The jet stream is an upper air movement that serves as a path for thunderstorms, Osborne explains. Usually, the jet stream pattern fluctuates and thunderstorms occur throughout the Plains more evenly. However, the 1991 volcanic eruption of Mount Pinatubo in the Philippines dramatically altered atmospheric pressure and weather patterns, even in the United States. The atmospheric disturbance carried into the summer of 1993.

"The jet stream became locked in place, resulting in storms passing over the same location day after day in the Midwest," Osborne says.

This past summer the situation repeated itself, only not as intensely nor as widespread. Osborne says there are signs the jet stream is returning to a "less confined orientation," although a wetter-than-normal pattern still exists.

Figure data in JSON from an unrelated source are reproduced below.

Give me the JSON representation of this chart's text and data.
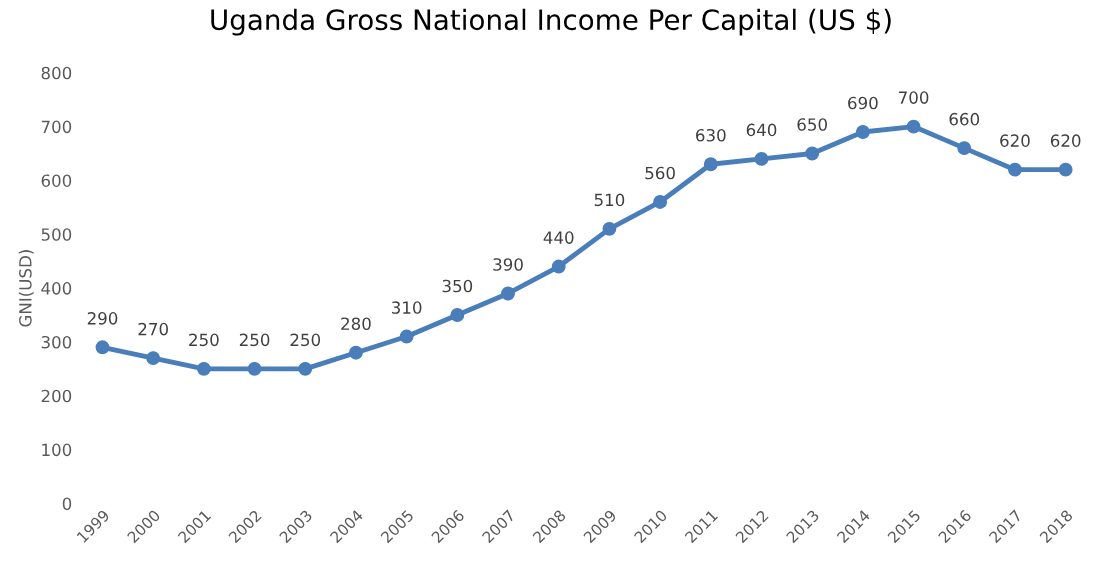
{
  "chart_data": {
    "type": "line",
    "title": "Uganda Gross National Income Per Capital (US $)",
    "ylabel": "GNI(USD)",
    "categories": [
      "1999",
      "2000",
      "2001",
      "2002",
      "2003",
      "2004",
      "2005",
      "2006",
      "2007",
      "2008",
      "2009",
      "2010",
      "2011",
      "2012",
      "2013",
      "2014",
      "2015",
      "2016",
      "2017",
      "2018"
    ],
    "series": [
      {
        "color": "#4a7ebb",
        "values": [
          290,
          270,
          250,
          250,
          250,
          280,
          310,
          350,
          390,
          440,
          510,
          560,
          630,
          640,
          650,
          690,
          700,
          660,
          620,
          620
        ]
      }
    ],
    "ylim": [
      0,
      800
    ],
    "yticks": [
      0,
      100,
      200,
      300,
      400,
      500,
      600,
      700,
      800
    ],
    "grid": false,
    "marker": "circle",
    "line_style": "solid",
    "data_labels": true
  }
}
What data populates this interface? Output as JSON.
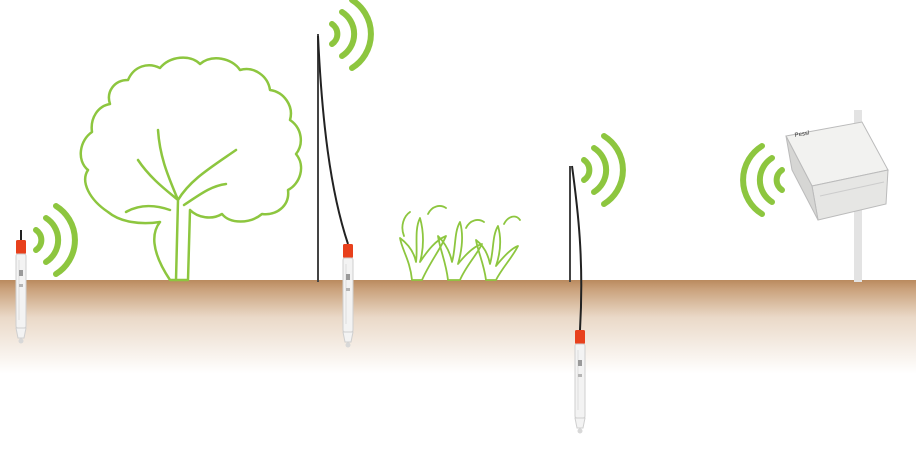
{
  "colors": {
    "background": "#ffffff",
    "soil_top": "#b98a5e",
    "soil_bottom": "#ffffff",
    "plant_outline": "#8dc63f",
    "signal": "#8dc63f",
    "pole": "#444444",
    "cable": "#222222",
    "sensor_cap": "#e8401c",
    "sensor_body": "#f3f3f3",
    "logger_box": "#e6e6e4",
    "mount_post": "#e3e3e3"
  },
  "icons": {
    "tree": "tree-outline-icon",
    "plants": "crop-plants-outline-icon",
    "signal": "wireless-signal-icon",
    "sensor": "soil-probe-icon",
    "logger": "data-logger-box-icon"
  },
  "logger": {
    "brand_label": "Pessl"
  }
}
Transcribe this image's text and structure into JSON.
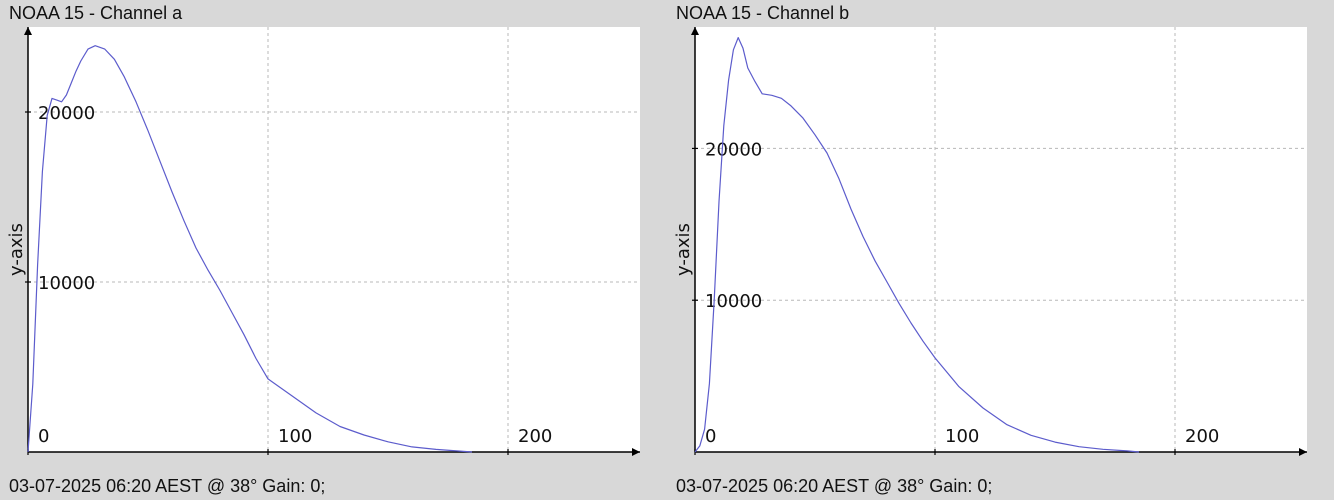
{
  "chart_data": [
    {
      "type": "line",
      "title": "NOAA 15 - Channel a",
      "footer": "03-07-2025 06:20 AEST @ 38° Gain: 0;",
      "xlabel": "",
      "ylabel": "y-axis",
      "xlim": [
        0,
        255
      ],
      "ylim": [
        0,
        25000
      ],
      "x_ticks": [
        0,
        100,
        200
      ],
      "y_ticks": [
        10000,
        20000
      ],
      "grid": true,
      "line_color": "#5c5ccc",
      "series": [
        {
          "x": [
            0,
            2,
            4,
            6,
            8,
            10,
            12,
            14,
            16,
            18,
            20,
            22,
            25,
            28,
            32,
            36,
            40,
            45,
            50,
            55,
            60,
            65,
            70,
            75,
            80,
            85,
            90,
            95,
            100,
            110,
            120,
            130,
            140,
            150,
            160,
            170,
            180,
            185
          ],
          "y": [
            0,
            4000,
            11000,
            16500,
            19800,
            20800,
            20700,
            20600,
            21000,
            21700,
            22400,
            23000,
            23700,
            23900,
            23700,
            23100,
            22100,
            20600,
            18900,
            17100,
            15300,
            13600,
            12000,
            10700,
            9500,
            8200,
            6900,
            5500,
            4300,
            3300,
            2300,
            1500,
            1000,
            600,
            300,
            150,
            50,
            0
          ]
        }
      ]
    },
    {
      "type": "line",
      "title": "NOAA 15 - Channel b",
      "footer": "03-07-2025 06:20 AEST @ 38° Gain: 0;",
      "xlabel": "",
      "ylabel": "y-axis",
      "xlim": [
        0,
        255
      ],
      "ylim": [
        0,
        28000
      ],
      "x_ticks": [
        0,
        100,
        200
      ],
      "y_ticks": [
        10000,
        20000
      ],
      "grid": true,
      "line_color": "#5c5ccc",
      "series": [
        {
          "x": [
            0,
            2,
            4,
            6,
            8,
            10,
            12,
            14,
            16,
            18,
            20,
            22,
            25,
            28,
            32,
            36,
            40,
            45,
            50,
            55,
            60,
            65,
            70,
            75,
            80,
            85,
            90,
            95,
            100,
            110,
            120,
            130,
            140,
            150,
            160,
            170,
            180,
            185
          ],
          "y": [
            0,
            400,
            1500,
            4500,
            10000,
            16500,
            21500,
            24500,
            26500,
            27300,
            26600,
            25300,
            24400,
            23600,
            23500,
            23300,
            22800,
            22000,
            20900,
            19700,
            18000,
            16000,
            14200,
            12600,
            11200,
            9800,
            8500,
            7300,
            6200,
            4300,
            2900,
            1800,
            1100,
            650,
            350,
            180,
            70,
            0
          ]
        }
      ]
    }
  ]
}
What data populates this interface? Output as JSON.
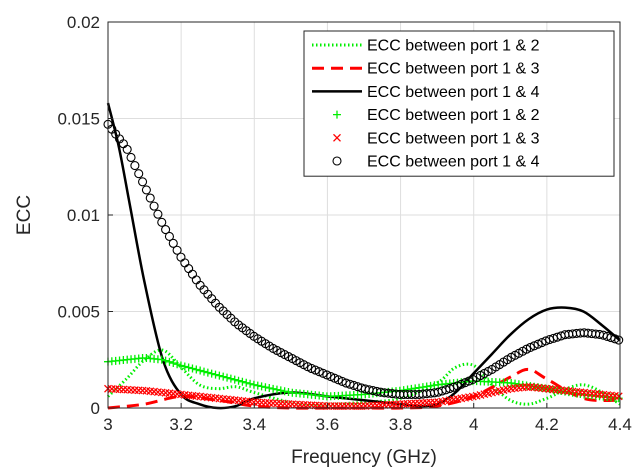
{
  "chart_data": {
    "type": "line",
    "title": "",
    "xlabel": "Frequency (GHz)",
    "ylabel": "ECC",
    "xlim": [
      3,
      4.4
    ],
    "ylim": [
      0,
      0.02
    ],
    "xticks": [
      "3",
      "3.2",
      "3.4",
      "3.6",
      "3.8",
      "4",
      "4.2",
      "4.4"
    ],
    "yticks": [
      "0",
      "0.005",
      "0.01",
      "0.015",
      "0.02"
    ],
    "grid": true,
    "legend_position": "top-right",
    "series": [
      {
        "name": "ECC between port 1 & 2",
        "style": "dotted-line",
        "color": "#00ee00",
        "x": [
          3.0,
          3.05,
          3.1,
          3.15,
          3.2,
          3.25,
          3.3,
          3.35,
          3.4,
          3.5,
          3.6,
          3.7,
          3.8,
          3.9,
          3.95,
          4.0,
          4.05,
          4.1,
          4.15,
          4.2,
          4.3,
          4.4
        ],
        "y": [
          0.0006,
          0.0015,
          0.0025,
          0.003,
          0.0021,
          0.0012,
          0.001,
          0.0011,
          0.0008,
          0.0003,
          0.0002,
          0.0003,
          0.0005,
          0.0013,
          0.0021,
          0.0022,
          0.0012,
          0.0004,
          0.0002,
          0.0005,
          0.0012,
          0.0002
        ]
      },
      {
        "name": "ECC between port 1 & 3",
        "style": "dashed-line",
        "color": "#ff0000",
        "x": [
          3.0,
          3.1,
          3.2,
          3.3,
          3.4,
          3.5,
          3.6,
          3.7,
          3.8,
          3.9,
          4.0,
          4.1,
          4.15,
          4.2,
          4.3,
          4.4
        ],
        "y": [
          0.0,
          0.0002,
          0.0006,
          0.0004,
          0.0001,
          0.0,
          0.0,
          0.0,
          0.0,
          0.0001,
          0.0006,
          0.0016,
          0.002,
          0.0015,
          0.0005,
          0.0004
        ]
      },
      {
        "name": "ECC between port 1 & 4",
        "style": "solid-line",
        "color": "#000000",
        "x": [
          3.0,
          3.03,
          3.06,
          3.1,
          3.15,
          3.2,
          3.25,
          3.3,
          3.35,
          3.4,
          3.5,
          3.6,
          3.7,
          3.8,
          3.85,
          3.9,
          3.95,
          4.0,
          4.05,
          4.1,
          4.15,
          4.2,
          4.25,
          4.3,
          4.35,
          4.4
        ],
        "y": [
          0.0158,
          0.0135,
          0.0105,
          0.0065,
          0.0025,
          0.0007,
          0.0002,
          0.0,
          0.0001,
          0.0005,
          0.0008,
          0.0006,
          0.0004,
          0.0002,
          0.0001,
          0.0002,
          0.0008,
          0.0018,
          0.0028,
          0.0038,
          0.0046,
          0.0051,
          0.0052,
          0.005,
          0.0043,
          0.0035
        ]
      },
      {
        "name": "ECC between port 1 & 2",
        "style": "plus-markers",
        "color": "#00ee00",
        "x": [
          3.0,
          3.05,
          3.1,
          3.15,
          3.2,
          3.3,
          3.4,
          3.5,
          3.6,
          3.7,
          3.8,
          3.9,
          4.0,
          4.1,
          4.2,
          4.3,
          4.4
        ],
        "y": [
          0.0024,
          0.0025,
          0.0026,
          0.0025,
          0.0022,
          0.0017,
          0.0012,
          0.0008,
          0.0006,
          0.0007,
          0.0009,
          0.0012,
          0.0014,
          0.0013,
          0.001,
          0.0007,
          0.0005
        ]
      },
      {
        "name": "ECC between port 1 & 3",
        "style": "x-markers",
        "color": "#ff0000",
        "x": [
          3.0,
          3.1,
          3.2,
          3.3,
          3.4,
          3.5,
          3.6,
          3.7,
          3.8,
          3.9,
          4.0,
          4.1,
          4.15,
          4.2,
          4.3,
          4.4
        ],
        "y": [
          0.001,
          0.0009,
          0.0007,
          0.0005,
          0.0003,
          0.0002,
          0.0001,
          0.0001,
          0.0002,
          0.0003,
          0.0006,
          0.001,
          0.0011,
          0.001,
          0.0008,
          0.0006
        ]
      },
      {
        "name": "ECC between port 1 & 4",
        "style": "circle-markers",
        "color": "#000000",
        "x": [
          3.0,
          3.05,
          3.1,
          3.15,
          3.2,
          3.25,
          3.3,
          3.35,
          3.4,
          3.45,
          3.5,
          3.55,
          3.6,
          3.65,
          3.7,
          3.75,
          3.8,
          3.85,
          3.9,
          3.95,
          4.0,
          4.05,
          4.1,
          4.15,
          4.2,
          4.25,
          4.3,
          4.35,
          4.4
        ],
        "y": [
          0.0147,
          0.0135,
          0.0115,
          0.0095,
          0.0078,
          0.0064,
          0.0053,
          0.0044,
          0.0037,
          0.0031,
          0.0026,
          0.0021,
          0.0017,
          0.0013,
          0.001,
          0.0008,
          0.0007,
          0.0007,
          0.0008,
          0.0011,
          0.0015,
          0.002,
          0.0026,
          0.0031,
          0.0035,
          0.0038,
          0.0039,
          0.0038,
          0.0035
        ]
      }
    ]
  }
}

COULD RAIN BE DIVERTED BY CLOUD SEEDING?

Precipitation results when water vapor in a cloud cools and accumulates as ice crystals, which then fall into warmer air as rain. With cloud seeding, nucleating agents such as dry ice or silver iodide are injected into a cloud, to convert water vapor into ice crystals that will grow larger and finally fall through the cloud base as rain.

Cloud seeding is usually referred to as a means of increasing the likelihood of precipitation in an area. However, could clouds be seeded to strategically carry precipitation away from an already water-soaked area?

On a small, short-lived thunderstorm in about a 25-mile radius, possibly, says Osborne. Indeed, cloud seeding has been tried to a limited degree as a means of hail suppression.

However, thunderstorms in the general weather pattern in force the past two summers would have been too massive to influence by cloud seeding, he says.

The effect of cloud seeding lasts only about 30 minutes, he says, and the amount of precipitation affected by cloud seeding is not substantial. "It can be measured in terms of only a few tenths of an inch," says Osborne.